[Maps] Load mapbox-gl with static worker (#51675)

This instructs mapbox-gl to load its workers using a static script. It removes the corresponding child-src CSP-rule from the policy. It retains the worker-src rule as it is required by the ace-editor in Dev-tools.
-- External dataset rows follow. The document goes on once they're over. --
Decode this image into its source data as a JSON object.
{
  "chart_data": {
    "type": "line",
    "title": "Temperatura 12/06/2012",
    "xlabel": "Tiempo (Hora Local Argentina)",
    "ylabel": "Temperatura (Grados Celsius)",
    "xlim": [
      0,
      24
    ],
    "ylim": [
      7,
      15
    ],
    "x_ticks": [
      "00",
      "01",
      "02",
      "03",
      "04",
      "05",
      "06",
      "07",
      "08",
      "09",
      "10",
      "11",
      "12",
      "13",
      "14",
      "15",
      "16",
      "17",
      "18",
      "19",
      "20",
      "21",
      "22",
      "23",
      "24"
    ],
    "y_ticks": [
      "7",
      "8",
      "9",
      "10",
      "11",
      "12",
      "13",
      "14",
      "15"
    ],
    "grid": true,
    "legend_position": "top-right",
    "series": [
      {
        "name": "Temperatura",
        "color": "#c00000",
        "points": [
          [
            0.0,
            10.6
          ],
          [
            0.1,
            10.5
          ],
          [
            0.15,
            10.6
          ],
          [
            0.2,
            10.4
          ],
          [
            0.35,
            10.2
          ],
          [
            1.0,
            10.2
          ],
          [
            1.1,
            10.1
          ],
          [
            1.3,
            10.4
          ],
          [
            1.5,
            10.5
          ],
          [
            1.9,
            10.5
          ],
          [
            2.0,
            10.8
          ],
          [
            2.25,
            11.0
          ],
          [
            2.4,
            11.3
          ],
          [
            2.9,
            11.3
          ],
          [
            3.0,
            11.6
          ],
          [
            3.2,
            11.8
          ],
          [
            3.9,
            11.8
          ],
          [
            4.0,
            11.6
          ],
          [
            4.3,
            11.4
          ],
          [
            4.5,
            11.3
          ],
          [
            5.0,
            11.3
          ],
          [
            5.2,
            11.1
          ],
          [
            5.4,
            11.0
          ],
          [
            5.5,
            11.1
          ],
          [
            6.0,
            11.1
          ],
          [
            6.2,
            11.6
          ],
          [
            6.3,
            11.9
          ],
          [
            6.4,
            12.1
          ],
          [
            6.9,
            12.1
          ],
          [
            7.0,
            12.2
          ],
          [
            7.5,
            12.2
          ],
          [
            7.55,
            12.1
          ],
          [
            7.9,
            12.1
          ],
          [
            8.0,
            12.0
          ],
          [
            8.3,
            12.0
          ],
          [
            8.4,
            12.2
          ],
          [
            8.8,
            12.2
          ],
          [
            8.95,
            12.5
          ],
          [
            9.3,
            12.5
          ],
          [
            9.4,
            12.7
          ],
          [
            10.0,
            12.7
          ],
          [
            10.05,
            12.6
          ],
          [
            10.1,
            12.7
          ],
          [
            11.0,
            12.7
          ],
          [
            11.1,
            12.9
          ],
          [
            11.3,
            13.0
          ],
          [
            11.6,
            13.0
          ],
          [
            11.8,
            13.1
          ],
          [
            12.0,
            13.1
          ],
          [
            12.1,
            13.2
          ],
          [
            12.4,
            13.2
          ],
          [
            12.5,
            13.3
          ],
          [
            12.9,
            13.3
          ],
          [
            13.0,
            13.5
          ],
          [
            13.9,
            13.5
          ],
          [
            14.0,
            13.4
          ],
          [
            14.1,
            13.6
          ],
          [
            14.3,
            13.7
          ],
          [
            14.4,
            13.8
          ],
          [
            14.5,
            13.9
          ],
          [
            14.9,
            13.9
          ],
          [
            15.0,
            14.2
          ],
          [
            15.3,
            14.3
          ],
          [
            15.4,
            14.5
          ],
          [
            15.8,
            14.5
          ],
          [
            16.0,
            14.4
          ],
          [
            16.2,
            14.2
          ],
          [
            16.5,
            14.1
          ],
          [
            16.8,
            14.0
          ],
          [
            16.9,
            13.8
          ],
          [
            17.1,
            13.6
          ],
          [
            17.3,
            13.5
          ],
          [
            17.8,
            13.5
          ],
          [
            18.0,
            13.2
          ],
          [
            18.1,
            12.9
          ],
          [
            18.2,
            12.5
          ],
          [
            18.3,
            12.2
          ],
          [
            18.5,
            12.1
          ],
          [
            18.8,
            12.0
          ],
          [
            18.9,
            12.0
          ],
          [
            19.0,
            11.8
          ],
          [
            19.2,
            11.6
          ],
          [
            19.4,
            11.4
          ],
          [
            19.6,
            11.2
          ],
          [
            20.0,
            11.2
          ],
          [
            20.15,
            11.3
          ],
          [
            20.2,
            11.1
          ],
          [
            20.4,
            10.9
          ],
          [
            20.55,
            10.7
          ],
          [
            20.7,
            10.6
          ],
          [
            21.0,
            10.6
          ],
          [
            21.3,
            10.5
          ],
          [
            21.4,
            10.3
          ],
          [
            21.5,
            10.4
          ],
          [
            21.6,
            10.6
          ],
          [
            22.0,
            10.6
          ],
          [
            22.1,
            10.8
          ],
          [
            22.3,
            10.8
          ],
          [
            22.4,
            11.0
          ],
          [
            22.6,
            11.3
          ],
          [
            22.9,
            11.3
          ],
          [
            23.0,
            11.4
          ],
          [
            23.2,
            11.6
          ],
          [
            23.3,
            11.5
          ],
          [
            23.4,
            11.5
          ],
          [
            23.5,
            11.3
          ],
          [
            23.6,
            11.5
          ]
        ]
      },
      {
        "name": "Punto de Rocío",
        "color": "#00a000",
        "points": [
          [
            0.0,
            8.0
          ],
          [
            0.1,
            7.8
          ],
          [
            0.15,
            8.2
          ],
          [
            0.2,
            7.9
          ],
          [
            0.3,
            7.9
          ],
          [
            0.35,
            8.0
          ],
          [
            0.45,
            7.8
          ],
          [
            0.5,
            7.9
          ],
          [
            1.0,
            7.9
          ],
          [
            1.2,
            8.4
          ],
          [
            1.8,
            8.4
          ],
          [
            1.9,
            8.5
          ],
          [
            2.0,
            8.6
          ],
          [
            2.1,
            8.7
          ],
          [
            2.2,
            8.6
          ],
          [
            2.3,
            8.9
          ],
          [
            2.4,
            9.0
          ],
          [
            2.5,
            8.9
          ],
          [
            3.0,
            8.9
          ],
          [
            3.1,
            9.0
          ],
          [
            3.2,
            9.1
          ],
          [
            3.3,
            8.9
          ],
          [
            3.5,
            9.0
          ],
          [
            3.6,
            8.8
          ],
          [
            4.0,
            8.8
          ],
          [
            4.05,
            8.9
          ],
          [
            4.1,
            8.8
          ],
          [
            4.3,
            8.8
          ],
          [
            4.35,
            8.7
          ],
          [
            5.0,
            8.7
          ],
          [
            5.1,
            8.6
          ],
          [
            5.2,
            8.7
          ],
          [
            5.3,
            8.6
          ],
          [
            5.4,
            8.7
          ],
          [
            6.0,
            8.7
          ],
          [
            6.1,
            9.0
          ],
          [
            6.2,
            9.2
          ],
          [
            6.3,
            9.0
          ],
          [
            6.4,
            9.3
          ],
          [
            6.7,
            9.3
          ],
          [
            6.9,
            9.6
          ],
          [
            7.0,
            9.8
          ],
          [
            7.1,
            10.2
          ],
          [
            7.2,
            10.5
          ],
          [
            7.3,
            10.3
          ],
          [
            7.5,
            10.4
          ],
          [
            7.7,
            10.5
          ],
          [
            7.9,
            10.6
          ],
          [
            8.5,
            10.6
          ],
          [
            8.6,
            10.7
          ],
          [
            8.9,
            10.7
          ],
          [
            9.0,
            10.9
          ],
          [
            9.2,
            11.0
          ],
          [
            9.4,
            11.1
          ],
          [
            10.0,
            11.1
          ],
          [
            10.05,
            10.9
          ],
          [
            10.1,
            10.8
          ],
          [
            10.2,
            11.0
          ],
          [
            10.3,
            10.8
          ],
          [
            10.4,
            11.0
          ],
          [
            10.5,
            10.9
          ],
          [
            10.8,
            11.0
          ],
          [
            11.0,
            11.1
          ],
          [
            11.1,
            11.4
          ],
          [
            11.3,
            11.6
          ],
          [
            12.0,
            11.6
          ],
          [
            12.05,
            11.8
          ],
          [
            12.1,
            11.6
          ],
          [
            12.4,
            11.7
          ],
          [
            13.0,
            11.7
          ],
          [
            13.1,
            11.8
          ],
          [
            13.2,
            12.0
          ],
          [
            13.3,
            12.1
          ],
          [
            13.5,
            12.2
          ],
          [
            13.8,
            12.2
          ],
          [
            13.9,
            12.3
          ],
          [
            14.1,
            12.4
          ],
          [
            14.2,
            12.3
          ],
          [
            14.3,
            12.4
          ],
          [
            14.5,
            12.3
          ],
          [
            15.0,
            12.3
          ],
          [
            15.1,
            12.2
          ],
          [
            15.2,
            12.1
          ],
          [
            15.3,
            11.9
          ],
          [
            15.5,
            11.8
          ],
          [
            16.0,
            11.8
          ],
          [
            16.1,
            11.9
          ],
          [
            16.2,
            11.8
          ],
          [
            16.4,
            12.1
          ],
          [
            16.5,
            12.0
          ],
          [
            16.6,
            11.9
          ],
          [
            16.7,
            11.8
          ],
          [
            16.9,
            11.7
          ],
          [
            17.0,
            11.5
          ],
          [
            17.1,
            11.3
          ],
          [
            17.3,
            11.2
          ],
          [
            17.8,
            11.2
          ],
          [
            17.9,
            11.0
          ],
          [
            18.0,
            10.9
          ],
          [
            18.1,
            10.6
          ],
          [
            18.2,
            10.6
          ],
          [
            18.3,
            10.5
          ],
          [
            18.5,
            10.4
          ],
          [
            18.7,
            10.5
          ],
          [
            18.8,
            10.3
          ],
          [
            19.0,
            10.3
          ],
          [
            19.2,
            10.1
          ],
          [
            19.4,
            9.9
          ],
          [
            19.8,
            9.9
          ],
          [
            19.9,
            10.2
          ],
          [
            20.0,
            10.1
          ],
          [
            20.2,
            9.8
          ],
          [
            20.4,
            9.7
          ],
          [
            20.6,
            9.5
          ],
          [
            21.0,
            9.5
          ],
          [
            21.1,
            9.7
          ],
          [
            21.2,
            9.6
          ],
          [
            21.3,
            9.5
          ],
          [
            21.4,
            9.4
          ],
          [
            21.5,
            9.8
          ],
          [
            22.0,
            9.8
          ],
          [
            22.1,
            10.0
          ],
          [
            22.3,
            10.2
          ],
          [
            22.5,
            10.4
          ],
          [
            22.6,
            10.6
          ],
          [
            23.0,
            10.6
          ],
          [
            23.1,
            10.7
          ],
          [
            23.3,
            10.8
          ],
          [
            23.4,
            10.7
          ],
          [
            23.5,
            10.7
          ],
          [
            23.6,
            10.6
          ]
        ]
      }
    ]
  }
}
src/legacy/server/csp/index.test.ts

@@ -40,8 +40,7 @@ test('default CSP rules', () => {
   expect(DEFAULT_CSP_RULES).toMatchInlineSnapshot(`
     Array [
       "script-src 'unsafe-eval' 'self'",
-      "worker-src blob:",
-      "child-src blob:",
+      "worker-src blob: 'self'",
       "style-src 'unsafe-inline' 'self'",
     ]
   `);

src/legacy/server/csp/index.ts

@@ -19,8 +19,7 @@
 
 export const DEFAULT_CSP_RULES = Object.freeze([
   `script-src 'unsafe-eval' 'self'`,
-  'worker-src blob:',
-  'child-src blob:',
+  `worker-src blob: 'self'`,
   `style-src 'unsafe-inline' 'self'`,
 ]);
 

test/api_integration/apis/general/csp.js

@@ -37,8 +37,7 @@ export default function ({ getService }) {
       const entries = Array.from(parsed.entries());
       expect(entries).to.eql([
         [ 'script-src', [ '\'unsafe-eval\'', '\'self\'' ] ],
-        [ 'worker-src', [ 'blob:' ] ],
-        [ 'child-src', [ 'blob:' ] ],
+        [ 'worker-src', [ 'blob:', '\'self\'' ] ],
         [ 'style-src', [ '\'unsafe-inline\'', '\'self\'' ] ]
       ]);
     });

x-pack/legacy/plugins/maps/public/connected_components/map/mb/view.js

@@ -13,8 +13,12 @@ import {
   addSpritesheetToMap,
 } from './utils';
 import { getGlyphUrl, isRetina } from '../../../meta';
-import { DECIMAL_DEGREES_PRECISION, ZOOM_PRECISION } from '../../../../common/constants';
-import mapboxgl from 'mapbox-gl';
+import {
+  DECIMAL_DEGREES_PRECISION,
+  ZOOM_PRECISION,
+} from '../../../../common/constants';
+import mapboxgl from 'mapbox-gl/dist/mapbox-gl-csp';
+import mbWorkerUrl from '!!file-loader!mapbox-gl/dist/mapbox-gl-csp-worker';
 import chrome from 'ui/chrome';
 import { spritesheet } from '@elastic/maki';
 import sprites1 from '@elastic/maki/dist/sprite@1.png';
@@ -22,6 +26,8 @@ import sprites2 from '@elastic/maki/dist/sprite@2.png';
 import { DrawControl } from './draw_control';
 import { TooltipControl } from './tooltip_control';
 
+mapboxgl.workerUrl = mbWorkerUrl;
+
 export class MBMapContainer extends React.Component {
   state = {
     prevLayerList: undefined,

x-pack/test/oidc_api_integration/apis/implicit_flow/oidc_auth.ts

@@ -61,7 +61,7 @@ export default function({ getService }: FtrProviderContext) {
         expect(response.headers['content-type']).to.be('text/html; charset=utf-8');
         expect(response.headers['cache-control']).to.be('private, no-cache, no-store');
         expect(response.headers['content-security-policy']).to.be(
-          `script-src 'unsafe-eval' 'self'; worker-src blob:; child-src blob:; style-src 'unsafe-inline' 'self'`
+          `script-src 'unsafe-eval' 'self'; worker-src blob: 'self'; style-src 'unsafe-inline' 'self'`
         );
 
         // Check that script that forwards URL fragment worked correctly.

x-pack/test/saml_api_integration/apis/security/saml_login.ts

@@ -142,7 +142,7 @@ export default function({ getService }: FtrProviderContext) {
         expect(response.headers['content-type']).to.be('text/html; charset=utf-8');
         expect(response.headers['cache-control']).to.be('private, no-cache, no-store');
         expect(response.headers['content-security-policy']).to.be(
-          `script-src 'unsafe-eval' 'self'; worker-src blob:; child-src blob:; style-src 'unsafe-inline' 'self'`
+          `script-src 'unsafe-eval' 'self'; worker-src blob: 'self'; style-src 'unsafe-inline' 'self'`
         );
 
         // Check that script that forwards URL fragment worked correctly.